Dans un coin reculé de France, à l’écart des circuits touristiques, Thierry Juge sculpte un paradis de buis, récemment récompensé par le "Grand Trophée Dassault" des jardins.
Beaumont-sur-Dême est au milieu de nulle part, à mi-chemin entre Tours et Le Mans, et même dans cette région vallonnée et verdoyante, l’œuvre de Thierry Juge est cachée par une muraille verte. Le Prieuré de Vauboin, une pittoresque demeure du XVIIe siècle, se dresse au bout d’un long chemin. Cependant, c’est le jardin qui l’entoure qui attire tous les regards. "En fait, ce n’est pas un jardin", déclare Thierry Juge. "C’est une œuvre, un tableau, un rêve, une histoire. Et, malgré l’ordre dans le chaos, c’est aussi une folie."
Ces dernières années, Thierry Juge a été récompensé par de nombreuses distinctions pour son "Jardin remarquable" (une reconnaissance officielle du gouvernement français), dont le "Prix de l’Art du Jardin" et le récent "Grand Trophée Dassault" des jardins, doté de 60.000 euros et l’un des plus prestigieux du secteur. On pourrait s’attendre à ce que les lieux attirent une foule immense, mais non: l’année dernière, 418 visiteurs, soit à peine plus d’un par jour, s’y sont aventurés.

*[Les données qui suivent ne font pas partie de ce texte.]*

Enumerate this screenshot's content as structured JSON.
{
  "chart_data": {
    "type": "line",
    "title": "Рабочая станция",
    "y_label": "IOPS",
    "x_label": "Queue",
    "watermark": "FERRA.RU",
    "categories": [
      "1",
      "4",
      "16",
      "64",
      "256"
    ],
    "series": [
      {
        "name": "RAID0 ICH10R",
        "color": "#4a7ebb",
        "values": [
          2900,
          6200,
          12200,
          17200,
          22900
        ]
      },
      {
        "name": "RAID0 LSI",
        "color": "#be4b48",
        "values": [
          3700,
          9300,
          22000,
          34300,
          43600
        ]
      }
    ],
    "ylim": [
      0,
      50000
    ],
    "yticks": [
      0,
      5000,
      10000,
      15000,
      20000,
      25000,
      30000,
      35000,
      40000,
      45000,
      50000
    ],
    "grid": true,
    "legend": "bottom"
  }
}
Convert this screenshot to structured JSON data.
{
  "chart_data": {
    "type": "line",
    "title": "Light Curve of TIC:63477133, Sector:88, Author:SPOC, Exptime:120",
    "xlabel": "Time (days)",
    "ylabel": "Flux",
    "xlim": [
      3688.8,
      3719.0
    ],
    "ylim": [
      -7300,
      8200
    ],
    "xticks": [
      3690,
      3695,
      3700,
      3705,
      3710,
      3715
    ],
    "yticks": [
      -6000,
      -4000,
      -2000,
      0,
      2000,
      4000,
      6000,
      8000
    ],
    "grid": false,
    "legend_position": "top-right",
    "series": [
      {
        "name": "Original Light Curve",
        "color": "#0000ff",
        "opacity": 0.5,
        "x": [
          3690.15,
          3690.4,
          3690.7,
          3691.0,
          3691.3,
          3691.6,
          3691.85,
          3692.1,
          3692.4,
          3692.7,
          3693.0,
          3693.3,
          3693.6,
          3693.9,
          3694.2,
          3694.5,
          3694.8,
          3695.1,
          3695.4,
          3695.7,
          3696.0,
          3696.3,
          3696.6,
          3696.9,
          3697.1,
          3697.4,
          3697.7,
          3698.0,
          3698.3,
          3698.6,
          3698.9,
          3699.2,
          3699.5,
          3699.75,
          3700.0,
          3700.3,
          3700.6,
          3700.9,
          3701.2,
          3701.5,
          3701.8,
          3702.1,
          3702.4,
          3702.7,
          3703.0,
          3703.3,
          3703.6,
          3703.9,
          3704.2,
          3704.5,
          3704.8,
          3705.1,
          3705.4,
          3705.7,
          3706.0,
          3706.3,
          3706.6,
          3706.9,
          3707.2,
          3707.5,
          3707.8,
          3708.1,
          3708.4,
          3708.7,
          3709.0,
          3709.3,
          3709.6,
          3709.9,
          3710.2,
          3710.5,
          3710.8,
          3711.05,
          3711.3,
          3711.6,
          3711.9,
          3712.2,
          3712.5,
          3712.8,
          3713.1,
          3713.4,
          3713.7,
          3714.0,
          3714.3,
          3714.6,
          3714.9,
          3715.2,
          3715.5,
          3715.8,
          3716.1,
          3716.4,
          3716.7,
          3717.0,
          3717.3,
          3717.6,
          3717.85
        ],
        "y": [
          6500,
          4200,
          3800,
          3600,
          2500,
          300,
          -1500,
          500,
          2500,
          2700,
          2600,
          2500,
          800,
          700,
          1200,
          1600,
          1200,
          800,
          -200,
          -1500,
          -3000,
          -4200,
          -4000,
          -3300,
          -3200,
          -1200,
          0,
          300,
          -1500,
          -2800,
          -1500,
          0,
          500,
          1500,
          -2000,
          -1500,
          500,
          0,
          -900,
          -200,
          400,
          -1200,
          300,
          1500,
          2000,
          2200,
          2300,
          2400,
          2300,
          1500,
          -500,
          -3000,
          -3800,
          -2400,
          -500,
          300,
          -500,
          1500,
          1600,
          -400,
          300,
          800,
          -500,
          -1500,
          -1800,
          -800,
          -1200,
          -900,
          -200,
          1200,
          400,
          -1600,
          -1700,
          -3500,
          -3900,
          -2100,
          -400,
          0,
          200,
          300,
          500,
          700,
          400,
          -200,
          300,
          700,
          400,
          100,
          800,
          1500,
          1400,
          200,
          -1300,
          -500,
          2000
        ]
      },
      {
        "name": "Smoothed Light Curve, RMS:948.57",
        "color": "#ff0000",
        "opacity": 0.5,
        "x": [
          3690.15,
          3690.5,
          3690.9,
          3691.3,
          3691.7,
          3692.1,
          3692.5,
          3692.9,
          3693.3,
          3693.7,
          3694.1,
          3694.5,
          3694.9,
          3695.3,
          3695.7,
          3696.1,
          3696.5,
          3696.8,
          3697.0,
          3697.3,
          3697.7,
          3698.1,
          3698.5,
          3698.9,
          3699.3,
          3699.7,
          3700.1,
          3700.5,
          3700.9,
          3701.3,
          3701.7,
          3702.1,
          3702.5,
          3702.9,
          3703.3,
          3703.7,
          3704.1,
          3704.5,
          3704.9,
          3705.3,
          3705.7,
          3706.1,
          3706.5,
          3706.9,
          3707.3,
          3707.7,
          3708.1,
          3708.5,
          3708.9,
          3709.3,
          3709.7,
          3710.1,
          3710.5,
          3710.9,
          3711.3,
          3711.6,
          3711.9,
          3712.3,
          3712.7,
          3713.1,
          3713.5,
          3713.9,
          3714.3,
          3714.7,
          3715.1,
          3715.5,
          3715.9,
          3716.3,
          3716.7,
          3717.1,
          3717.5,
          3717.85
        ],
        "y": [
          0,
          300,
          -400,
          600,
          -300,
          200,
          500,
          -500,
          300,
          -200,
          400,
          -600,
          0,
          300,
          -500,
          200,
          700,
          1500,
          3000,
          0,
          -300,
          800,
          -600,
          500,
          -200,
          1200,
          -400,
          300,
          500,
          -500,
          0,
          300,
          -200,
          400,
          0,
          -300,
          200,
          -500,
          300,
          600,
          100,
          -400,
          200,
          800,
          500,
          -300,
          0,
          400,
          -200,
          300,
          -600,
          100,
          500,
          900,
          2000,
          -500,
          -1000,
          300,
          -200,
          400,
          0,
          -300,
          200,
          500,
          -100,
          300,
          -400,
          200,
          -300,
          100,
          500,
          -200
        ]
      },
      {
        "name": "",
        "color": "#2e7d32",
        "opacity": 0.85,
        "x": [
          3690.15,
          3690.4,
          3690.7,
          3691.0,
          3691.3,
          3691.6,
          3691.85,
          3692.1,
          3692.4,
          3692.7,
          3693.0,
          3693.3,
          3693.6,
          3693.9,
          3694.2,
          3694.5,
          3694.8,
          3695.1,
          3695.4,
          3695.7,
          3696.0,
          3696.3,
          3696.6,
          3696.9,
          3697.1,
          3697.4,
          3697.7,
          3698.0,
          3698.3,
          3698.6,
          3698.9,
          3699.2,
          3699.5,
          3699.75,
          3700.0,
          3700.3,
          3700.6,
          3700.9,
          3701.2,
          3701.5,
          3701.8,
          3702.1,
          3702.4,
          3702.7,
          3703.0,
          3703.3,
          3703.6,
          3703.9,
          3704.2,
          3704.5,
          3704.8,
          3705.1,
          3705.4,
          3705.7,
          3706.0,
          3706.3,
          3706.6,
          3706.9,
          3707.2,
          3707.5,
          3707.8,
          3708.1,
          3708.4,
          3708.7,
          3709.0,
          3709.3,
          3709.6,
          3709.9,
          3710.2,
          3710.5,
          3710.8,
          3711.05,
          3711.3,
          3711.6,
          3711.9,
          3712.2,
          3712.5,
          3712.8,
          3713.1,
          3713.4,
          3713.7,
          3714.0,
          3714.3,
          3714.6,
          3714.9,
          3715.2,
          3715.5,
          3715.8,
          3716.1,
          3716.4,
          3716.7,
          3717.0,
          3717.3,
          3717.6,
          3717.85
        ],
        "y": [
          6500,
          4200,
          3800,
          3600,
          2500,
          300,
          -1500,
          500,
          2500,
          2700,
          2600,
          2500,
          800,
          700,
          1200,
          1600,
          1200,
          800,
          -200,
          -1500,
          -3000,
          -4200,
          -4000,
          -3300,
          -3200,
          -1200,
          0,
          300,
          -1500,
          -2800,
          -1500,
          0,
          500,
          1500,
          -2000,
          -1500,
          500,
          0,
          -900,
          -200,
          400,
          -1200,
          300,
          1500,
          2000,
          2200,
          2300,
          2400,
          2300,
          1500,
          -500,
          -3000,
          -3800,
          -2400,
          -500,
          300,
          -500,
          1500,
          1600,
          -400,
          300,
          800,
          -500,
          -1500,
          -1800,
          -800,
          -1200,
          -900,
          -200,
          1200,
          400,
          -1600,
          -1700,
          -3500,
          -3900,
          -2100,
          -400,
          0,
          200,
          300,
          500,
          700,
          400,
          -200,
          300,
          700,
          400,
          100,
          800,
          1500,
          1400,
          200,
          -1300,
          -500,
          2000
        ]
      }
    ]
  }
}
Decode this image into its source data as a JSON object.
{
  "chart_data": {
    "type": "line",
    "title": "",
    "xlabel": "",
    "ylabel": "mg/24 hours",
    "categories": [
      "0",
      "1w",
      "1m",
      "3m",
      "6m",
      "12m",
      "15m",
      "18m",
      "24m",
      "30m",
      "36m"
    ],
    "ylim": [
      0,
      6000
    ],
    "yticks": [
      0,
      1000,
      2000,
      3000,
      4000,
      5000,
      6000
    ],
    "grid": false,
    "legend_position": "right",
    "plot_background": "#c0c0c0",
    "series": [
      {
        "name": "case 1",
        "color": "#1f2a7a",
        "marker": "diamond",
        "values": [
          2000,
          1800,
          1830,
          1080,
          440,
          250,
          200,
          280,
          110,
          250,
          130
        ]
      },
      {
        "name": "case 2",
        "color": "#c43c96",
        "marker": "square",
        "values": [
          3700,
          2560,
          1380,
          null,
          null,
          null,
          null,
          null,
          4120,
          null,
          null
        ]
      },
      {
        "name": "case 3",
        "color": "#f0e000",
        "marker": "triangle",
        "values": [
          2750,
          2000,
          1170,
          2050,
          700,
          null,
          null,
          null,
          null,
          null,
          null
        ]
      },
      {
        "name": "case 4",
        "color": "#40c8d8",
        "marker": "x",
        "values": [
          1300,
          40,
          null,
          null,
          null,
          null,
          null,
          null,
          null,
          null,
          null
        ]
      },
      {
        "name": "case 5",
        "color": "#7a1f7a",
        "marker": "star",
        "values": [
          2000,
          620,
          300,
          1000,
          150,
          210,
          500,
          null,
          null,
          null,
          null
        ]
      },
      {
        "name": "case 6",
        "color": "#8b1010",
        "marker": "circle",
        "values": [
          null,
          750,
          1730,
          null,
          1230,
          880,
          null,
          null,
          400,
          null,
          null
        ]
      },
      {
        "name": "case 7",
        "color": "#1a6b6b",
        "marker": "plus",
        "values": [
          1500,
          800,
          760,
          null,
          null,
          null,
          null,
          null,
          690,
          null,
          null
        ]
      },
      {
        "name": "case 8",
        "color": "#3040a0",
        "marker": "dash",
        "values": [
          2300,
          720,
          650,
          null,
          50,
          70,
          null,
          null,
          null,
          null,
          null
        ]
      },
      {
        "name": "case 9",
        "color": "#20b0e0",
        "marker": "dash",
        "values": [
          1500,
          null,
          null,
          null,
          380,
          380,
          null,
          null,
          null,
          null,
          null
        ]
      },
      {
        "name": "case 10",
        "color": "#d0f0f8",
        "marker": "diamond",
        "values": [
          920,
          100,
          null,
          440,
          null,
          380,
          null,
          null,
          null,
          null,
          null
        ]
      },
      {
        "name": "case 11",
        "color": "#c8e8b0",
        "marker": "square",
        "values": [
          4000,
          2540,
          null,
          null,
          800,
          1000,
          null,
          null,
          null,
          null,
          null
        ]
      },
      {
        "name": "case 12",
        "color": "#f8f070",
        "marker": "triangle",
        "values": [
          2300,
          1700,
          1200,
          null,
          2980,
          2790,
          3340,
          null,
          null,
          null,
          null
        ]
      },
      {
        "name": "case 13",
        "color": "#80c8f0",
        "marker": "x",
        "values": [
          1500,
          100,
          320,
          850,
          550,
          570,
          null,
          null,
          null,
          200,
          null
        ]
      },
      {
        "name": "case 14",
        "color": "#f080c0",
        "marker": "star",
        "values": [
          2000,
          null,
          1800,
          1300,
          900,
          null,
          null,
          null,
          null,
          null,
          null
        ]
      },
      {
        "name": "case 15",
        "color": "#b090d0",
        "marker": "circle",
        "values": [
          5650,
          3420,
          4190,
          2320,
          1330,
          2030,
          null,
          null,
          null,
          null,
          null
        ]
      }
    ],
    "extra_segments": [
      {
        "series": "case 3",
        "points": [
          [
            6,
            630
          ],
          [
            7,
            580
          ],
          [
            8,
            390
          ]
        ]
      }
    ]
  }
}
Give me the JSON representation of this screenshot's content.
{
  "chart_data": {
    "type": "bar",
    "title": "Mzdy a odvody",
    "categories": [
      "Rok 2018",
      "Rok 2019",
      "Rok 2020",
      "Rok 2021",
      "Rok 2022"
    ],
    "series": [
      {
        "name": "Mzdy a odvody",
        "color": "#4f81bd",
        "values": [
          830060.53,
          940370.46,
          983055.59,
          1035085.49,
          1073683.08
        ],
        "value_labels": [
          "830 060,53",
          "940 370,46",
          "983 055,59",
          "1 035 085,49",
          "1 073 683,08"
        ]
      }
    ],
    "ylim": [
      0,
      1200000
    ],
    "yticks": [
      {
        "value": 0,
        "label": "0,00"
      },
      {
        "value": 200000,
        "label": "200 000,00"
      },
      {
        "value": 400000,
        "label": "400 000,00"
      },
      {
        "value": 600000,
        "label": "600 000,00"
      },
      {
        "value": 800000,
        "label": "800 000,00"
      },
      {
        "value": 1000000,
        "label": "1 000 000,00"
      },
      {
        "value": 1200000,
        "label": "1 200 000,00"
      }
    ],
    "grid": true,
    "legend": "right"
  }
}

Le Français pense que la raison en est la complexité de son jardin. "Les gens veulent voir des fleurs. Ils ont une idée préconçue de ce à quoi doit ressembler un jardin et le mien n’y correspond pas. C’est un jardin qui déroute les visiteurs. Il n’y a pas de couleurs, pas de fleurs. Tous les éléments classiques d’un jardin sont absents, y compris un sentier ordinaire. C’est un jardin qui invite au silence et à la méditation."
"Je n’ai pas besoin d’adhérer à des codes et à des règles, comme les jardiniers japonais. Je suis complètement libre. Et c’est ce qui rend ce travail magique."Thierry Juge
Secret bien gardé
Bien entendu, le fait que Beaumont-sur-Dême soit difficile d’accès contribue également à cette discrétion. "Il n’y a aucun grand axe routier à proximité. Je suis à la croisée de deux régions et de trois départements, dans un coin perdu. Et pourtant, je me sens bien ici."
Le jardinier a acheté cette propriété en 1991. "J’avais une entreprise d’informatique à Paris, que j’avais créée suite à un pari avec des amis: ils prétendaient que je n’étais pas capable de diriger une entreprise. J’avais 24 ans et je ne connaissais rien aux ordinateurs, mais je me suis lancé. Cinq ans plus tard, j’en ai eu assez de la vie superficielle à Paris, de ce parisianisme typique. Il fallait que je parte. J’ai vendu ma société et j’ai cherché une maison à la campagne. D’entrée de jeu, cette propriété ne m’intéressait pas vraiment, à cause des voisins, mais je suis allé la voir et je suis tombé amoureux de la vallée."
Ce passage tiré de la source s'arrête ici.